The most prominent method is to use a specific monoclonal antibody or small molecule that can block or activate downstream signals to directly target the active region of the receptor.
A study led by Alector, LLC used an anti-TREM2 agonist monoclonal antibody (AL002), the single-cell RNA sequence of microglia after acute systemic administration of AL002 in common variant and R47H transgenic mice All showed a proliferation-inducing effect. Long-term use of AL002 can reduce filamentous plaques and axon dystrophy, affect behavior, and alleviate microglial inflammation. The drug is currently undergoing phase I clinical trials in AD patients.
A study led by Christian Haass and Denali Therapeutics of the Center for Neurodegenerative Diseases in Munich, Germany, aimed at the cleavage site of TREM2 to block the shedding of ADAMs’ receptors, increase the receptor’s membrane concentration and enhance its signal activity. 4D9 is an antibody that binds to the stem region of TREM2 and reduces its proteolytic shedding. In addition, 4D9 antibody has also been shown to activate TREM2 signaling, increase microglia survival and Aβ uptake. In the amyloid precursor protein (APP) knockout AD mouse model, 4D9 can reduce the cortical plaque load, but no change in cognitive ability was reported.
In addition, targeting TREM2 is also very promising in tumor immunotherapy. The latest study published in cell shows that it can be used in sarcoma, colorectal cancer and breast tumor models induced by 3-methylcholanthrene (MCA). , TREM2–/– mice are more resistant to tumor growth than wild-type (WT) mice. TREM2–/– is associated with changes in macrophage subpopulations and an increase in CD8+ T cells in tumors, some of which express PD-1. This result suggests that TREM2 blockade may enhance the anti-tumor response mediated by checkpoint immunotherapy.
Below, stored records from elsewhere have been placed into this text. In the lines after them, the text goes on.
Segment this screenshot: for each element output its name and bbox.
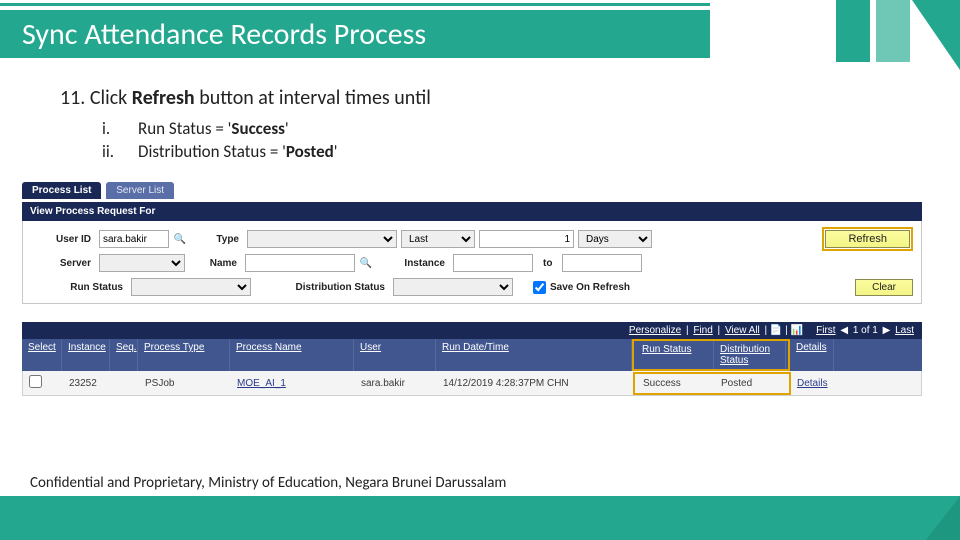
cell-instance: 23252 [63,374,111,393]
link-viewall[interactable]: View All [725,325,760,336]
title-accent-stripe [0,3,710,6]
link-find[interactable]: Find [693,325,712,336]
checkbox-save-on-refresh[interactable] [533,281,546,294]
section-header: View Process Request For [22,202,922,221]
filter-row-3: Run Status Distribution Status Save On R… [31,275,913,299]
tab-server-list[interactable]: Server List [106,182,174,199]
refresh-button[interactable]: Refresh [825,230,910,248]
col-details[interactable]: Details [790,339,834,371]
footer-stripe [0,496,960,540]
label-save-on-refresh: Save On Refresh [550,282,630,293]
title-ribbon: Sync Attendance Records Process [0,10,710,58]
substep-2: ii. Distribution Status = 'Posted' [102,141,900,162]
lookup-icon[interactable]: 🔍 [359,256,373,270]
label-type: Type [191,234,239,245]
label-instance: Instance [377,258,445,269]
col-select[interactable]: Select [22,339,62,371]
label-server: Server [31,258,91,269]
cell-seq [111,379,139,387]
screenshot-process-monitor: Process List Server List View Process Re… [22,182,922,396]
page-range: 1 of 1 [853,325,878,336]
link-last[interactable]: Last [895,325,914,336]
footer-text: Confidential and Proprietary, Ministry o… [30,474,506,492]
cell-run-status: Success [637,374,715,393]
footer-wedge [926,496,960,540]
substep-num: ii. [102,141,138,162]
label-to: to [537,258,558,269]
cell-dist-status: Posted [715,374,787,393]
select-type[interactable] [247,230,397,248]
step-number: 11. [60,86,85,110]
select-run-status[interactable] [131,278,251,296]
input-name[interactable] [245,254,355,272]
select-period-unit[interactable]: Days [578,230,652,248]
label-dist-status: Distribution Status [255,282,385,293]
input-period-qty[interactable] [479,230,574,248]
tab-process-list[interactable]: Process List [22,182,101,199]
highlight-refresh: Refresh [822,227,913,251]
filter-row-1: User ID 🔍 Type Last Days Refresh [31,227,913,251]
step-line: 11. Click Refresh button at interval tim… [60,86,900,110]
col-run-status[interactable]: Run Status [636,341,714,369]
col-process-name[interactable]: Process Name [230,339,354,371]
slide-body: 11. Click Refresh button at interval tim… [0,60,960,162]
table-row: 23252 PSJob MOE_AI_1 sara.bakir 14/12/20… [22,371,922,396]
col-user[interactable]: User [354,339,436,371]
label-user-id: User ID [31,234,91,245]
label-name: Name [189,258,237,269]
cell-process-name[interactable]: MOE_AI_1 [231,374,355,393]
clear-button[interactable]: Clear [855,279,913,296]
col-seq[interactable]: Seq. [110,339,138,371]
link-personalize[interactable]: Personalize [629,325,681,336]
slide-title-bar: Sync Attendance Records Process [0,0,960,60]
corner-decoration [730,0,960,70]
cell-run-datetime: 14/12/2019 4:28:37PM CHN [437,374,633,393]
highlight-status-cells: Success Posted [633,372,791,395]
select-server[interactable] [99,254,185,272]
tab-strip: Process List Server List [22,182,922,202]
substep-list: i. Run Status = 'Success' ii. Distributi… [102,118,900,162]
substep-1: i. Run Status = 'Success' [102,118,900,139]
link-first[interactable]: First [816,325,835,336]
filter-row-2: Server Name 🔍 Instance to [31,251,913,275]
cell-process-type: PSJob [139,374,231,393]
input-instance-from[interactable] [453,254,533,272]
lookup-icon[interactable]: 🔍 [173,232,187,246]
grid-toolbar: Personalize | Find | View All | 📄 | 📊 Fi… [22,322,922,339]
row-select-checkbox[interactable] [29,375,42,388]
col-instance[interactable]: Instance [62,339,110,371]
step-text-prefix: Click [90,86,132,110]
col-process-type[interactable]: Process Type [138,339,230,371]
col-dist-status[interactable]: Distribution Status [714,341,786,369]
select-period-mode[interactable]: Last [401,230,475,248]
col-run-datetime[interactable]: Run Date/Time [436,339,632,371]
filter-form: User ID 🔍 Type Last Days Refresh Server … [22,221,922,304]
input-user-id[interactable] [99,230,169,248]
cell-user: sara.bakir [355,374,437,393]
slide-title: Sync Attendance Records Process [22,16,426,53]
substep-num: i. [102,118,138,139]
cell-details-link[interactable]: Details [791,374,835,393]
highlight-status-headers: Run Status Distribution Status [632,339,790,371]
select-dist-status[interactable] [393,278,513,296]
grid-header-row: Select Instance Seq. Process Type Proces… [22,339,922,371]
step-text-suffix: button at interval times until [195,86,431,110]
input-instance-to[interactable] [562,254,642,272]
label-run-status: Run Status [31,282,123,293]
step-text-bold: Refresh [132,86,195,110]
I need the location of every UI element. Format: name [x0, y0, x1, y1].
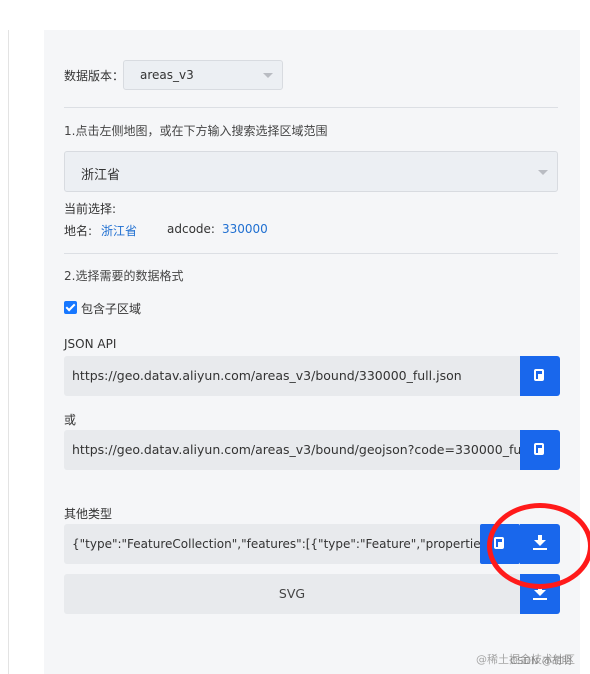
adcode-value: 330000: [222, 222, 268, 236]
chevron-down-icon: [263, 73, 273, 78]
download-geojson-button[interactable]: [520, 524, 560, 564]
version-label: 数据版本：: [64, 69, 125, 83]
json-url-field[interactable]: https://geo.datav.aliyun.com/areas_v3/bo…: [64, 356, 520, 396]
place-name-label: 地名:: [64, 224, 93, 238]
json-api-label: JSON API: [64, 337, 117, 351]
geojson-preview-field[interactable]: {"type":"FeatureCollection","features":[…: [64, 524, 480, 564]
step2-title: 2.选择需要的数据格式: [64, 269, 184, 283]
adcode-label: adcode:: [167, 222, 215, 236]
other-types-label: 其他类型: [64, 507, 113, 521]
divider: [64, 107, 558, 108]
or-label: 或: [64, 413, 77, 427]
svg-button[interactable]: SVG: [64, 574, 520, 614]
region-select[interactable]: 浙江省: [64, 151, 558, 192]
download-icon: [533, 585, 547, 601]
include-subregions-checkbox[interactable]: [64, 301, 77, 314]
watermark-overlay: CSDN @胡明: [510, 656, 572, 667]
place-name-value: 浙江省: [101, 224, 138, 238]
copy-icon: [534, 443, 544, 455]
map-area-edge: [0, 30, 9, 674]
divider: [64, 253, 558, 254]
copy-geojson-button[interactable]: [480, 524, 520, 564]
current-selection-title: 当前选择:: [64, 202, 117, 216]
version-select-value: areas_v3: [140, 68, 194, 82]
copy-icon: [534, 369, 544, 381]
page: 数据版本： areas_v3 1.点击左侧地图，或在下方输入搜索选择区域范围 浙…: [0, 0, 590, 674]
download-svg-button[interactable]: [520, 574, 560, 614]
copy-geojson-url-button[interactable]: [520, 430, 560, 470]
download-icon: [533, 535, 547, 551]
version-select[interactable]: areas_v3: [123, 60, 283, 90]
include-subregions-label: 包含子区域: [81, 302, 142, 316]
geojson-url-field[interactable]: https://geo.datav.aliyun.com/areas_v3/bo…: [64, 430, 520, 470]
copy-icon: [494, 537, 504, 549]
region-select-value: 浙江省: [81, 168, 121, 183]
chevron-down-icon: [538, 170, 548, 175]
step1-title: 1.点击左侧地图，或在下方输入搜索选择区域范围: [64, 124, 328, 138]
copy-url-button[interactable]: [520, 356, 560, 396]
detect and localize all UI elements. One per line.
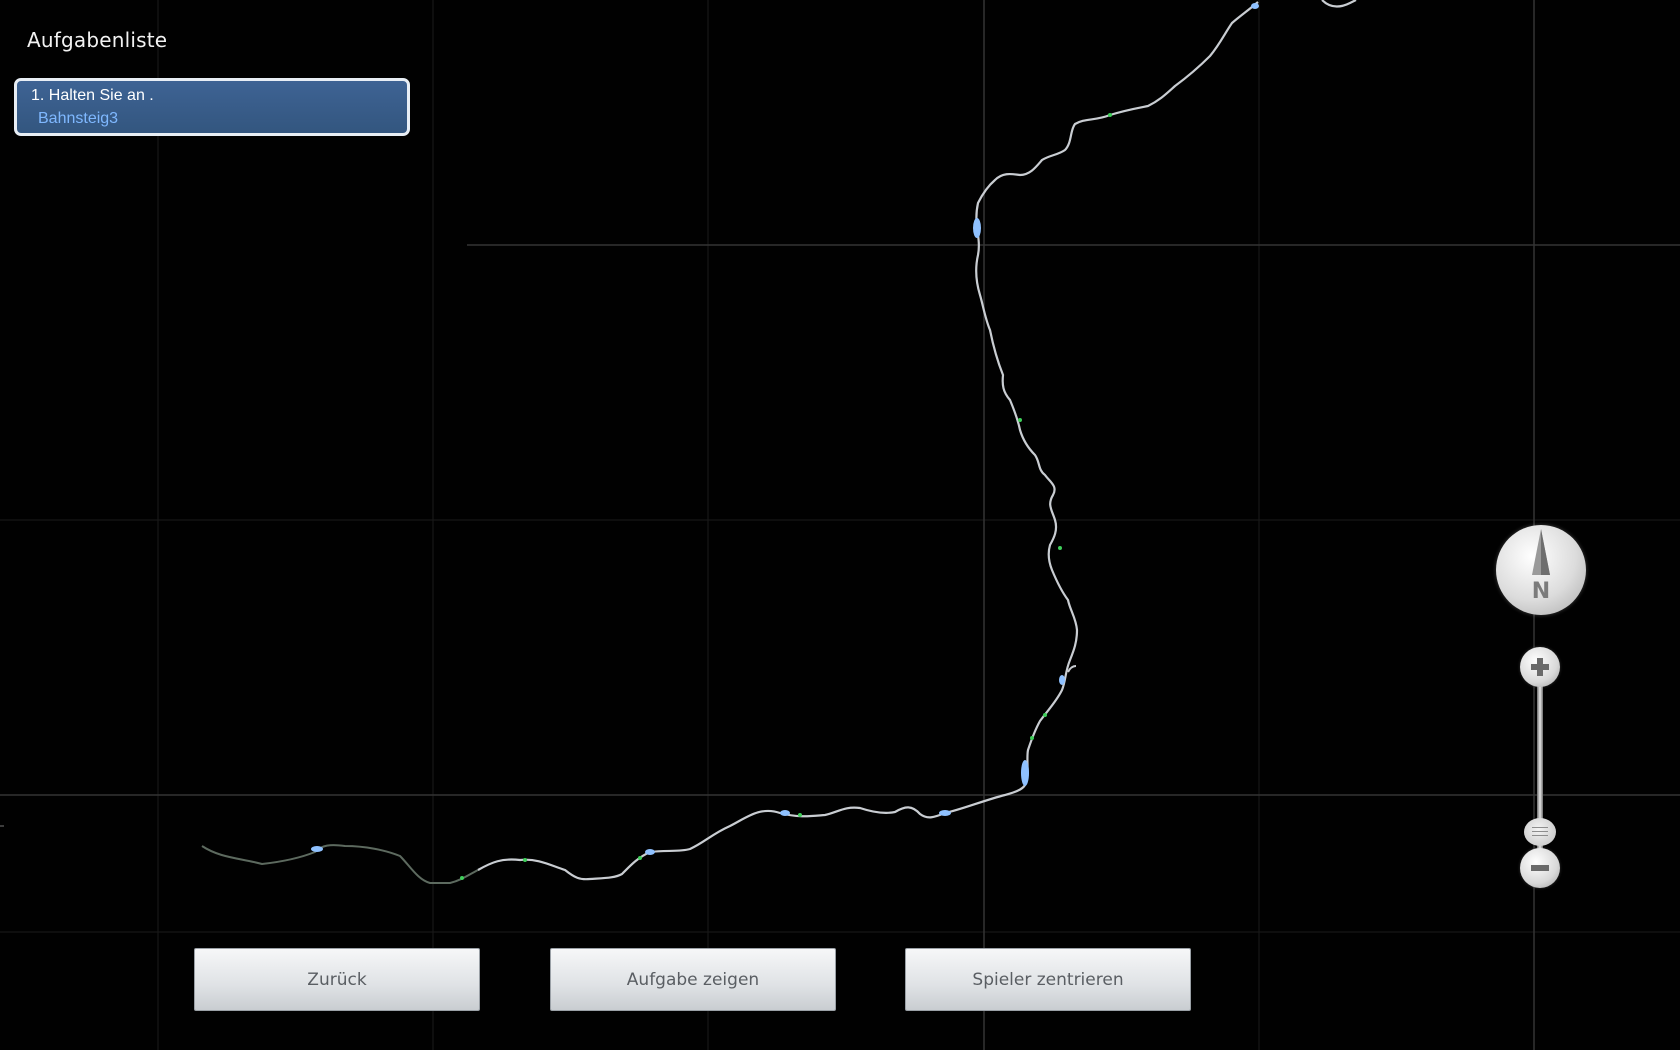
- signal-markers: [460, 113, 1112, 880]
- track-line-inactive: [201, 844, 479, 884]
- track-line-top-right: [1321, 0, 1357, 8]
- track-line: [477, 1, 1259, 881]
- track-branch: [1067, 665, 1077, 673]
- show-task-button[interactable]: Aufgabe zeigen: [550, 948, 836, 1011]
- plus-icon: [1531, 658, 1549, 676]
- task-item[interactable]: 1. Halten Sie an . Bahnsteig3: [14, 78, 410, 136]
- map-grid-major: [0, 0, 1680, 1050]
- zoom-in-button[interactable]: [1520, 647, 1560, 687]
- task-instruction: 1. Halten Sie an .: [31, 87, 154, 104]
- route-map[interactable]: [0, 0, 1680, 1050]
- map-grid: [0, 0, 1680, 1050]
- compass-arrow-icon: N: [1532, 529, 1550, 604]
- zoom-out-button[interactable]: [1520, 848, 1560, 888]
- station-markers: [311, 3, 1259, 855]
- grip-line: [1532, 835, 1548, 836]
- compass-label: N: [1532, 579, 1550, 604]
- zoom-slider-handle[interactable]: [1524, 818, 1556, 846]
- task-list-header: Aufgabenliste: [27, 28, 168, 52]
- back-button[interactable]: Zurück: [194, 948, 480, 1011]
- task-target-station[interactable]: Bahnsteig3: [38, 110, 118, 128]
- minus-icon: [1531, 865, 1549, 871]
- center-player-button[interactable]: Spieler zentrieren: [905, 948, 1191, 1011]
- map-screen: Aufgabenliste 1. Halten Sie an . Bahnste…: [0, 0, 1680, 1050]
- grip-line: [1532, 827, 1548, 828]
- compass-north-icon[interactable]: N: [1496, 525, 1586, 615]
- grip-line: [1532, 831, 1548, 832]
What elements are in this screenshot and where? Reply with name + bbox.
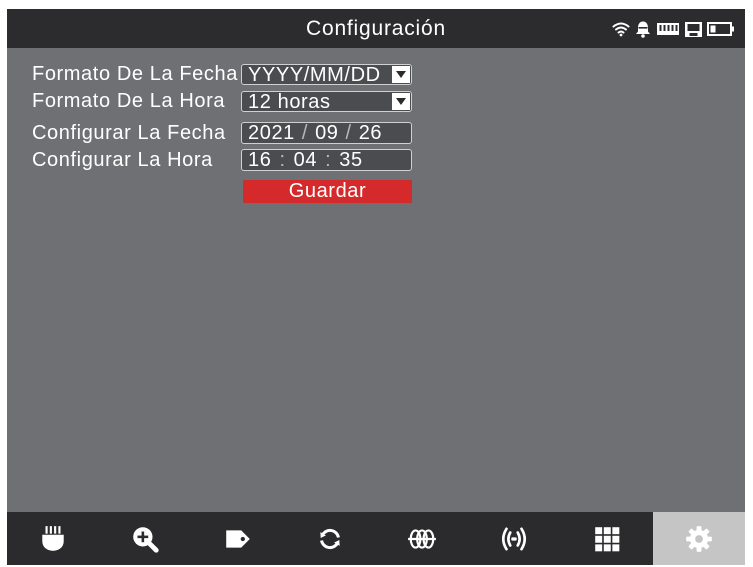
toolbar-settings-button[interactable] bbox=[652, 512, 745, 565]
coil-icon bbox=[408, 528, 437, 549]
caret-down-icon bbox=[396, 71, 406, 78]
title-bar: Configuración bbox=[7, 9, 745, 48]
time-separator: : bbox=[279, 149, 286, 171]
time-minute-field[interactable]: 04 bbox=[294, 150, 317, 170]
set-date-label: Configurar La Fecha bbox=[32, 122, 226, 144]
status-icons bbox=[612, 19, 735, 39]
time-format-dropdown-button[interactable] bbox=[392, 93, 410, 110]
date-format-label: Formato De La Fecha bbox=[32, 63, 238, 85]
date-month-field[interactable]: 09 bbox=[315, 123, 338, 143]
time-format-value: 12 horas bbox=[248, 90, 331, 113]
probe-icon bbox=[42, 525, 64, 551]
date-separator: / bbox=[345, 122, 352, 144]
toolbar-coil-button[interactable] bbox=[376, 512, 468, 565]
bottom-toolbar bbox=[7, 512, 745, 565]
toolbar-signal-button[interactable] bbox=[468, 512, 560, 565]
time-separator: : bbox=[325, 149, 332, 171]
save-icon bbox=[684, 21, 703, 38]
battery-icon bbox=[707, 21, 735, 37]
grid-icon bbox=[594, 526, 619, 551]
set-time-label: Configurar La Hora bbox=[32, 149, 213, 171]
date-format-dropdown-button[interactable] bbox=[392, 66, 410, 83]
time-input-group: 16 : 04 : 35 bbox=[241, 149, 412, 171]
signal-icon bbox=[502, 526, 527, 551]
zoom-in-icon bbox=[133, 526, 160, 553]
wifi-icon bbox=[612, 21, 630, 37]
refresh-icon bbox=[319, 528, 340, 549]
time-hour-field[interactable]: 16 bbox=[248, 150, 271, 170]
toolbar-tag-button[interactable] bbox=[192, 512, 284, 565]
memory-card-icon bbox=[656, 21, 680, 37]
toolbar-probe-button[interactable] bbox=[7, 512, 99, 565]
date-year-field[interactable]: 2021 bbox=[248, 123, 295, 143]
date-input-group: 2021 / 09 / 26 bbox=[241, 122, 412, 144]
date-day-field[interactable]: 26 bbox=[359, 123, 382, 143]
gear-icon bbox=[686, 525, 712, 552]
toolbar-refresh-button[interactable] bbox=[284, 512, 376, 565]
toolbar-grid-button[interactable] bbox=[561, 512, 653, 565]
time-format-label: Formato De La Hora bbox=[32, 90, 226, 112]
date-format-select[interactable]: YYYY/MM/DD bbox=[241, 64, 412, 85]
tag-icon bbox=[225, 529, 250, 548]
bell-icon bbox=[634, 20, 652, 38]
time-second-field[interactable]: 35 bbox=[339, 150, 362, 170]
date-format-value: YYYY/MM/DD bbox=[248, 63, 381, 86]
time-format-select[interactable]: 12 horas bbox=[241, 91, 412, 112]
toolbar-zoom-in-button[interactable] bbox=[99, 512, 191, 565]
device-screen: Configuración Formato De La Fecha YYYY/M… bbox=[7, 9, 745, 565]
caret-down-icon bbox=[396, 98, 406, 105]
save-button[interactable]: Guardar bbox=[243, 180, 412, 203]
date-separator: / bbox=[301, 122, 309, 144]
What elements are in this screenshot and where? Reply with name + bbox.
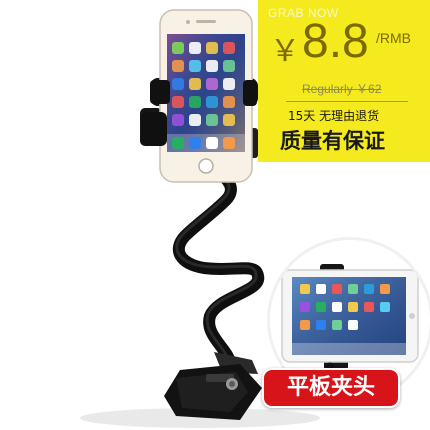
banner-divider — [286, 101, 408, 102]
price-banner: GRAB NOW ￥ 8.8 /RMB Regularly ￥62 15天 无理… — [258, 0, 430, 162]
product-image: GRAB NOW ￥ 8.8 /RMB Regularly ￥62 15天 无理… — [0, 0, 430, 430]
price-unit: /RMB — [376, 30, 411, 46]
home-button-icon — [198, 158, 214, 174]
regular-price: Regularly ￥62 — [302, 82, 382, 96]
returns-policy: 15天 无理由退货 — [288, 109, 380, 123]
quality-guarantee: 质量有保证 — [280, 129, 385, 153]
tablet-clip-label: 平板夹头 — [286, 375, 375, 400]
currency-symbol: ￥ — [270, 35, 300, 68]
price-value: 8.8 — [302, 15, 369, 68]
tablet-clip-tag: 平板夹头 — [262, 368, 400, 408]
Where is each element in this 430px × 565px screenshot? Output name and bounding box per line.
Subsequently, the application of Fc-mutated anti-TREM2 monoclonal antibody (mAb) to tumor-bearing mice can slow down tumor growth and significantly improve the efficacy of anti-PD-1 immunotherapy. The analysis of bone marrow cell morphology by single-cell RNA sequencing (scRNA-seq) showed that anti-TREM2 monoclonal antibody treatment can cause significant changes in the tumor-infiltrating macrophage population: CX3CR1+ and MRC1+ macrophage subpopulations decrease, and at the same time induce expression potential A new subgroup of immunostimulatory molecules.
At the same time, studies have found that TREM2 is a marker of macrophage infiltration in tumors. The expression of TREM2 is negatively correlated with the overall survival rate and recurrence-free survival rate of colorectal cancer (CRC) and triple negative breast cancer (TNBC). Anti-TREM2 monoclonal antibody remodeling tumor-associated macrophages is a very promising approach to supplement checkpoint immunotherapy.